Nakheel and the Palm Water/Palm Utilities team have been pushing the concession model on other sewerage schemes but on two have been pushed back to the EPC route. Degremont was awarded the contract on the US$450m Gulf Estates scheme late last year and then Samsung/Metito was awarded the contract on the US$600m International City scheme this summer. As construction has started on both, a project financing might have to wait until completion.

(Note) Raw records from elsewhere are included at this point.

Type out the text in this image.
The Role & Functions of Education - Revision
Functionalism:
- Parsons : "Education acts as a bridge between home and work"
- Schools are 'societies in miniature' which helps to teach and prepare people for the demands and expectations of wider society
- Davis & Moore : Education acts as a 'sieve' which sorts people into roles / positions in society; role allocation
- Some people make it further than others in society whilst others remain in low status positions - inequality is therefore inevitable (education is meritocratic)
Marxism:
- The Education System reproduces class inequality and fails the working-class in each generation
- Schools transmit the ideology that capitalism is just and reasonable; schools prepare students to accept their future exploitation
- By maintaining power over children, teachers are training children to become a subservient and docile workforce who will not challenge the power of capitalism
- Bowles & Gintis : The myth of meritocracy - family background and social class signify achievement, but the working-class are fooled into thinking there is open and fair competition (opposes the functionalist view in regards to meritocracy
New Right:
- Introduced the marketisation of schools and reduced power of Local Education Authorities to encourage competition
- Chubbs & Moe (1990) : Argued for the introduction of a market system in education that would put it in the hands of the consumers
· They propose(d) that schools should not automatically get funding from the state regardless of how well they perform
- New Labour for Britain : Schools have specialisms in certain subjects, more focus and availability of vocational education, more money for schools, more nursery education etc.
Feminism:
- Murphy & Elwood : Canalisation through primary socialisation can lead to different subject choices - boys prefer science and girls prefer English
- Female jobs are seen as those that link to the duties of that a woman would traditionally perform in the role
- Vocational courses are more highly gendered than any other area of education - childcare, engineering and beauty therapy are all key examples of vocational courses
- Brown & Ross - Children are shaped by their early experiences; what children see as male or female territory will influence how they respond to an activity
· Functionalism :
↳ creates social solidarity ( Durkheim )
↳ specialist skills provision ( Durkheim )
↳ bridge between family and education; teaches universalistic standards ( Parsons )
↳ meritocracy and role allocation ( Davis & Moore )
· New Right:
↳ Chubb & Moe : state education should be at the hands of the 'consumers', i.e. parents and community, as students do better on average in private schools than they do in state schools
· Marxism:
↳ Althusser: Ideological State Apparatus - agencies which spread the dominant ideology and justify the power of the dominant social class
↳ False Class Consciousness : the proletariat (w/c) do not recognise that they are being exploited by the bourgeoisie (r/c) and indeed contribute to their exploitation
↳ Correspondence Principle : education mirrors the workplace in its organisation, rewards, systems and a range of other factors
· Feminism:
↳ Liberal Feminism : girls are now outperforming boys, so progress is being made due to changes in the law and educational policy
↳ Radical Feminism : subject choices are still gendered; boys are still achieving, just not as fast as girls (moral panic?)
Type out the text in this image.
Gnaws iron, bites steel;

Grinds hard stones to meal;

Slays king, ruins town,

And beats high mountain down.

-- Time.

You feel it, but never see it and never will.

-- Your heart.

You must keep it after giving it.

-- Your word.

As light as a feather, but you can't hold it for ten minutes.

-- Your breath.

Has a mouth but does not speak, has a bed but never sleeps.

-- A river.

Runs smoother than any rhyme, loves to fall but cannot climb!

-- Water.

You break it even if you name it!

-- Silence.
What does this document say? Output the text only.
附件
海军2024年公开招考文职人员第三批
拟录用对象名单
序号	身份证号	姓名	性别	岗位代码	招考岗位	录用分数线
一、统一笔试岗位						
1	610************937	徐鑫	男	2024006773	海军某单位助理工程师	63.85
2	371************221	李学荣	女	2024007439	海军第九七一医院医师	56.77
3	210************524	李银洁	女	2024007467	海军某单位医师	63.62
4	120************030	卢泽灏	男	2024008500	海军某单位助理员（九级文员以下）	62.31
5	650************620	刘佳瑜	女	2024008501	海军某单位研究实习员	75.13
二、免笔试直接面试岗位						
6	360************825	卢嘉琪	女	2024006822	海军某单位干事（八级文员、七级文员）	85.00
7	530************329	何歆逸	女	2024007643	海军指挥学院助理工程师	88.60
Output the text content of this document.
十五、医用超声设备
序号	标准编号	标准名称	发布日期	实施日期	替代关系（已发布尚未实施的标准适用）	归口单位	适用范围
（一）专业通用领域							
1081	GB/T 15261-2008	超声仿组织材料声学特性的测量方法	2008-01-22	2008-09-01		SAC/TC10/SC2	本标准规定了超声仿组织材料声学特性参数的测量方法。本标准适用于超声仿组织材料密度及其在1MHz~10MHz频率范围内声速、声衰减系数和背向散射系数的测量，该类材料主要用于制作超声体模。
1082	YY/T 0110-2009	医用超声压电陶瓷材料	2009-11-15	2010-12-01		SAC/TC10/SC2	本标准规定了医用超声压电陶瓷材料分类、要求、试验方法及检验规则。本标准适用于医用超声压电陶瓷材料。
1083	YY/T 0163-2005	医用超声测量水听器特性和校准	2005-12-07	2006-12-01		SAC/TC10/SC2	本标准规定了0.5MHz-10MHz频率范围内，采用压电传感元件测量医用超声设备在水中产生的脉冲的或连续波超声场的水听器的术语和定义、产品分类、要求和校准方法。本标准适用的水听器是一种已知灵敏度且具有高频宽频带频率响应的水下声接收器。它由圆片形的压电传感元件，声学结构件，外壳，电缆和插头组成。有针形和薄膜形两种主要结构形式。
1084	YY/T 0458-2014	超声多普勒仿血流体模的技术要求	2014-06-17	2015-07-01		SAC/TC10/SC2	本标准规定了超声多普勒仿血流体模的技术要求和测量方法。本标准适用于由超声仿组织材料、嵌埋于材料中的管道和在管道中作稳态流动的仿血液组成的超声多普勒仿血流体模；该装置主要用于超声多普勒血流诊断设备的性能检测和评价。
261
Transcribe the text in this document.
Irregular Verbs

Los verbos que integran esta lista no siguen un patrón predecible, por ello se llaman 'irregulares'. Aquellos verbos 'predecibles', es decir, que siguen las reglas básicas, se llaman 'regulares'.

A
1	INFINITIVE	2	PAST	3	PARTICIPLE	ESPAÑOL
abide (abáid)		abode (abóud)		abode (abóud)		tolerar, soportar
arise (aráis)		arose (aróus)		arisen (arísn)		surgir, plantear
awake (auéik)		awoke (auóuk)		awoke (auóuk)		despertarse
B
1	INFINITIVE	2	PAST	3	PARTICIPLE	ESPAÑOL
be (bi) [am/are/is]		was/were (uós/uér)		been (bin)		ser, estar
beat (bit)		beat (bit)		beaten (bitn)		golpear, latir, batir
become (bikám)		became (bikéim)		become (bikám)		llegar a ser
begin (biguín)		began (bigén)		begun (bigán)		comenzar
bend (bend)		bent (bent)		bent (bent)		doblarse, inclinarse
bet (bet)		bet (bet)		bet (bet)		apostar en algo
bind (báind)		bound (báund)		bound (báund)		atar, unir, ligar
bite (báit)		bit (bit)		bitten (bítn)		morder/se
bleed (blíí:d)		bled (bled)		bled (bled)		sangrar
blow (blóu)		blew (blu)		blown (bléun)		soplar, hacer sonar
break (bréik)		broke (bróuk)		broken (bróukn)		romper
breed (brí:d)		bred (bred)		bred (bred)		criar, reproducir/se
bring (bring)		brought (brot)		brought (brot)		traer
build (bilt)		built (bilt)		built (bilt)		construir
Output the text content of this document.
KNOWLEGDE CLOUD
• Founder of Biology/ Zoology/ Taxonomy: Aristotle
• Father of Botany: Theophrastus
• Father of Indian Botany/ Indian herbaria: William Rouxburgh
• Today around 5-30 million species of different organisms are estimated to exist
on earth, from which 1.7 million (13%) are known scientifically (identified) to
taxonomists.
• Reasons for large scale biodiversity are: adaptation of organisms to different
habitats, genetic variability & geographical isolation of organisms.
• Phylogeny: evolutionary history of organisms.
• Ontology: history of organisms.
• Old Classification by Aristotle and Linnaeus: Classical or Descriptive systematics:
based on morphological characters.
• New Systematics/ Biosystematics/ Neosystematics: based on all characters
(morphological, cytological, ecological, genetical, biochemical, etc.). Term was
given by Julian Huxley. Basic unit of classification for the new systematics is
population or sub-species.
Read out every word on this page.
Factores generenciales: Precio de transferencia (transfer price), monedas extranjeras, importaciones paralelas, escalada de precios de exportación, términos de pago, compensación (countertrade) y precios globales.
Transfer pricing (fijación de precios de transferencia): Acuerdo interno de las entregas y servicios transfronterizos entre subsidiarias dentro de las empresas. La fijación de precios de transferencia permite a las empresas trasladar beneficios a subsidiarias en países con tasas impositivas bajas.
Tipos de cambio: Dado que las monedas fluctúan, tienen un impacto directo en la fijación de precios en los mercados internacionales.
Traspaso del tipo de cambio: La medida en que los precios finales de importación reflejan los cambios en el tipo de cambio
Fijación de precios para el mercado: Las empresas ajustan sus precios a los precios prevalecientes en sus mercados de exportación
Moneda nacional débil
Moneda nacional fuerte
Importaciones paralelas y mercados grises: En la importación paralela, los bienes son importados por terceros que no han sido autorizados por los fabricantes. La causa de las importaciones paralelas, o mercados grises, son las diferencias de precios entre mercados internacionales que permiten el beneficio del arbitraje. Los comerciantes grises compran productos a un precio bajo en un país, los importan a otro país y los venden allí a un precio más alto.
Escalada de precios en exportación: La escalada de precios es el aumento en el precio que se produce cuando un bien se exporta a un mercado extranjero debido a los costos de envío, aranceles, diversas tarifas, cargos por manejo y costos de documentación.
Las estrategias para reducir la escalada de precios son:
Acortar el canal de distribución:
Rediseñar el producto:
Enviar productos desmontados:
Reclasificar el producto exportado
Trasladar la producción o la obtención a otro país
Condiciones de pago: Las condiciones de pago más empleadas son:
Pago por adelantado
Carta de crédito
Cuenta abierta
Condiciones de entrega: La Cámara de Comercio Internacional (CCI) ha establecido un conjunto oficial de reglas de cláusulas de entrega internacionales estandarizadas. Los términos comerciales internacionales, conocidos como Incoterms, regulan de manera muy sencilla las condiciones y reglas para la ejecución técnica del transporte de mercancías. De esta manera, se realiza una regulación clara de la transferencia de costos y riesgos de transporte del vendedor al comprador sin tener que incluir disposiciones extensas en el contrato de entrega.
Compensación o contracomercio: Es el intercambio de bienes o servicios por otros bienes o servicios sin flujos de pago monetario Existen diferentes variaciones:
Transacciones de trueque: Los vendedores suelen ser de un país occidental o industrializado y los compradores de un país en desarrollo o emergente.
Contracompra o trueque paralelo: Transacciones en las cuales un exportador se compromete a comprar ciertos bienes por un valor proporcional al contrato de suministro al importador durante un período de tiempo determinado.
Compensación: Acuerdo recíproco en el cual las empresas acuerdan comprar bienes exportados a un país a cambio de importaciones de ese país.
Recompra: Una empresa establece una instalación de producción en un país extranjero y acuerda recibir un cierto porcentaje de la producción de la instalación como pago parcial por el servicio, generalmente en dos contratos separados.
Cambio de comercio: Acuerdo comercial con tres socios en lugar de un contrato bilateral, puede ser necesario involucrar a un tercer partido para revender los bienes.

There are various other infrastructure initiatives across the Gulf and North Africa. On the airports side, Jeddah Airport has received a US$315m Islamic financing based on a 20-year concession (for full case study see PFI issue 387, June 11). Further afield, in Jordan the Queen Alia airport has received a US$280m project financing, backed by the IFC, on a 25-year concession (for full case study see PFI Yearbook 2008). And Aqaba Development Corporation (ADC) has invited expressions of interest (EoIs) for its US$500m new port project under a 30-year concession.
In Tunisia, TAV has financed, with the IFC, the €300m Enfidha airport scheme backed by a 40-year concession (for full case study see PFI Global Infrastructure Report 2008). And Egypt has embarked on an ambitious public-private finance initiative programme for hospitals, schools, roads and utilities (for full details see PFI issue 385).